Global Stocks

New Age | Global stocks slip with trade deals in focus

Major stock markets in Europe and Asia mostly fell along with the dollar Friday as focus returned to trade deals and the AI sector at the end of a week dominated by big swings for oil prices.

Taiwan vowed to remain the world’s ‘most important’ maker of chips for artificial intelligence after reaching a trade deal with the United States that will reduce tariffs on the island’s shipments and increase Taiwanese investment on US soil.

It comes one day after Taiwanese chipmaking titan TSMC posted a jump in profits, bolstering confidence that massive AI investments will pay off.

‘The surge in demand for AI products manufactured by TSMC has pricked up the ears of the US administration,’ said Susannah Streeter, chief investment strategist at Wealth Club.

‘The AI juggernaut clearly has further to run, with demand for AI chips seemingly insatiable for now,’ she added.

Taipei’s stock market closed up two per cent Friday, while shares in TSMC advanced three per cent.

On Thursday, Wall Street’s tech-rich Nasdaq index had piled on more than one per cent early in the session thanks to gains among leading chip companies.

But later in the day there was ‘kind of a roll-back in the megacap stock and semiconductors’, said Briefing.com analyst Patrick O’Hare.

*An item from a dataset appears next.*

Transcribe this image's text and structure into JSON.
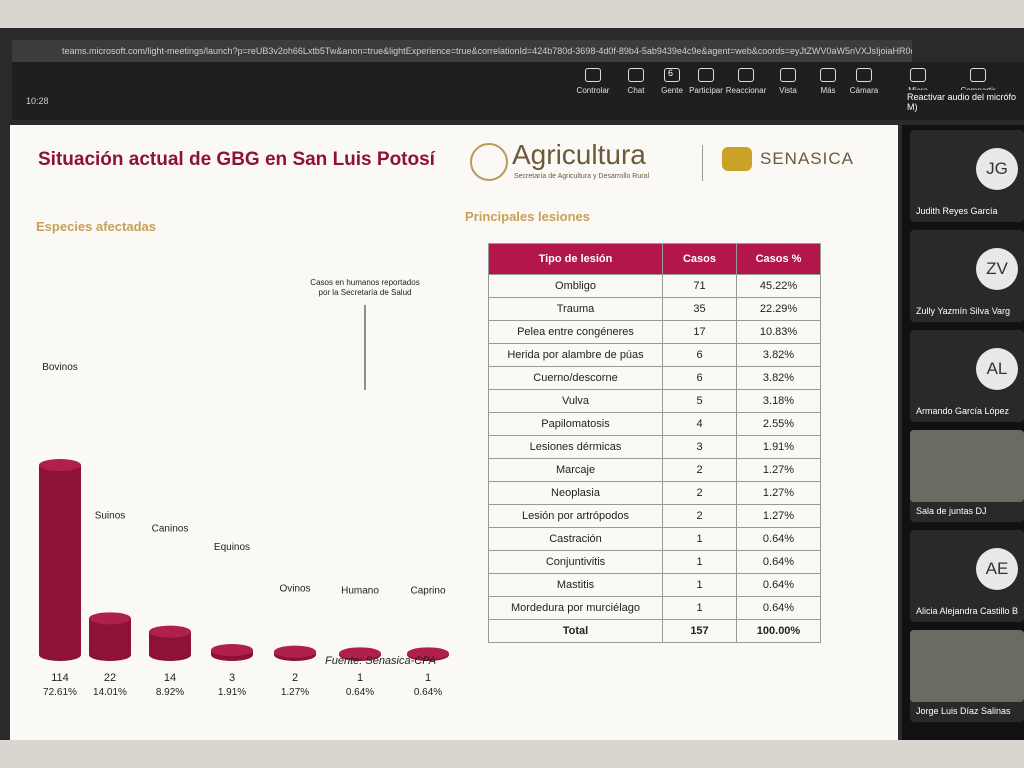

That followed remarks from US Commerce Secretary Howard Lutnick indicating that semiconductor companies that do not build plants in the United States could face 100 per cent tariffs, though the three main Wall Street indices finished moderately higher.

Elsewhere on the international trade front, Canada’s Prime Minister Mark Carney and Chinese President Xi Jinping agreed Friday on a raft of measures at the first meeting between the countries’ leaders in Beijing in eight years.

Carney hailed a ‘landmark deal’ under a ‘new strategic partnership’, turning the page on years of diplomatic spats, retaliatory arrests of each country’s citizens and tariff disputes.

In commodities trading, oil prices rebounded after shedding five per cent Thursday as US President Donald Trump stepped back from military action in crude producer Iran.